Tras los insultos del mandatario argentino a Lula da Silva, convocaron a consultas a su enviado en el país. La inédita escalada de tensión diplomática abre otro capítulo bochornoso para el Gobierno.
El gobierno de Brasil llamó a consultas a su embajador en la Argentina, Julio Bitelli, tras el escándalo político y diplomático suscitado por los insultos que el presidente argentino, Javier Milei, le dedicó a su par Luiz Inácio Lula da Silva durante un acto de campaña de Flávio Bolsonaro, el candidato de derecha. Según pudo saber este diario, Bitelli viajó el domingo por la noche para reunirse este lunes con el canciller de Brasil, Mauro Vieira. Además, el gobierno de Brasil convocó al embajador argentino Daniel Raimondi para pedirle “explicaciones sobre el comportamiento del mandatario argentino en territorio brasileño”. La escalada de tensión diplomática sin precedente entre los países tardó pocas horas en crecer. Milei aludió como “ladrón” y “basura socialista” al referirse a Lula da Silva, y le dijo “basura calva” al ministro del Tribunal Superior Federal, Alexandre de Moraes. Horas después, el presidente del Supremo Tribunal Federal, Edson Fachin, calificó de “irrespetuosos” los dichos del primer mandatario argentino y lamentó “las expresiones incompatibles con la civilidad que debe caracterizar a las relaciones entre los Estados”. Desde el gobierno nacional respondieron con un polémico texto en la red social X de la “Oficina de Respuesta Oficial”, que justificó los dichos de Milei e intentó comparar lo ocurrido con la visita del presidente da Silva a la expresidenta Cristina Fernández de Kirchner en julio de 2025, sin haber provocado un encuentro con el presidente argentino. En una entrevista radial, redobló la agresión: “El expresidiario vino a saludar a la rea”.
En un comunicado, el presidente del Partido de los Trabajadores de Brasil, Edinho Silva, expresó que “resulta inadmisible que un jefe de Estado extranjero visite nuestro país y se dirija a sus poderes constituidos de manera irrespetuosa”. El llamado a consultas del gobierno brasileño responde en diplomacia a un primer paso formal cuando ocurre un hecho que despierta una molestia considerable. Implica una orden que se le envía a un jefe de misión diplomática por el ministro de Asuntos Exteriores del Estado acreditante para que se presente urgentemente con el objeto de informar sobre el asunto en cuestión y recibir instrucciones.

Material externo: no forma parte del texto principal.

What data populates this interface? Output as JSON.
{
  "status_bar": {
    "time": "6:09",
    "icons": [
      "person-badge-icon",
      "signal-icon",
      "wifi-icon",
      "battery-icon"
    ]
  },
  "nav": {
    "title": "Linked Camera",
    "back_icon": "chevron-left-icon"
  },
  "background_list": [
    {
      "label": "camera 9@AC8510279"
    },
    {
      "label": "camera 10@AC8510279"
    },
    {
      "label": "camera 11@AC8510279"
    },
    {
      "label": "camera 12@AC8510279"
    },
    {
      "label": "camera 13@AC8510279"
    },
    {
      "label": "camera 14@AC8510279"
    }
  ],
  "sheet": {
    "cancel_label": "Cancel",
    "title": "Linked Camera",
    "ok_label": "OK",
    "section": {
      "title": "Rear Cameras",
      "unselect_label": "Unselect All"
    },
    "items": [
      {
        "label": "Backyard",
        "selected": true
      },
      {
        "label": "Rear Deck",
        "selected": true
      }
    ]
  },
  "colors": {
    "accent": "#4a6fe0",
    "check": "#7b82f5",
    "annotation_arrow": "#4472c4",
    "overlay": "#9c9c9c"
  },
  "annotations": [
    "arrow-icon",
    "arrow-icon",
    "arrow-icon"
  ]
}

“Todo lo que está sucediendo es responsabilidad del gobierno de la República Argentina. De ninguna manera esto es el producto de una situación bilateral generada por los mandatarios o altos funcionarios de uno u otro país. Es pura responsabilidad política y diplomática del presidente Milei. Este es el evento más delicado bilateral desde el plano diplomático desde el advenimiento de la democracia en Argentina y Brasil”, reflexionó para Página/12 el analista y especialista Juan Gabriel Tokatlian.
En el mismo sentido, el exrepresentante ante Estados Unidos, Portugal y la ONU, Miguel Argüello, expresó para el sitio Infobae que lo ocurrido constituye una gran imprudencia, probablemente, la mayor desde 1983. “Desde el momento en que Alfonsín y Sarney iniciaron un camino de integración sin retorno, hemos pasado cuarenta años construyendo confianza sobre la base de intereses compartidos, no de afinidades ideológicas”. “Durante estos cuarenta años convivieron presidentes de los más diversos signos políticos en los dos países y, sin embargo, el vínculo no solamente se mantuvo, sino que se fue profundizando”, sostuvo.
En el comunicado del PT, Silva agregó: “Brasil es un país democrático y soberano”, y remarcó que la democracia brasileña “admite el debate de ideas” y que ninguna autoridad “está por encima de las críticas”, siempre que estas se hagan “de forma y en el momento adecuados”. Además, admitió que no sorprende que el actual presidente de la Argentina se comporte así. “Después de todo, no son pocas las situaciones recientes en las que demostró no estar a la altura del cargo que ocupa”, sentenció.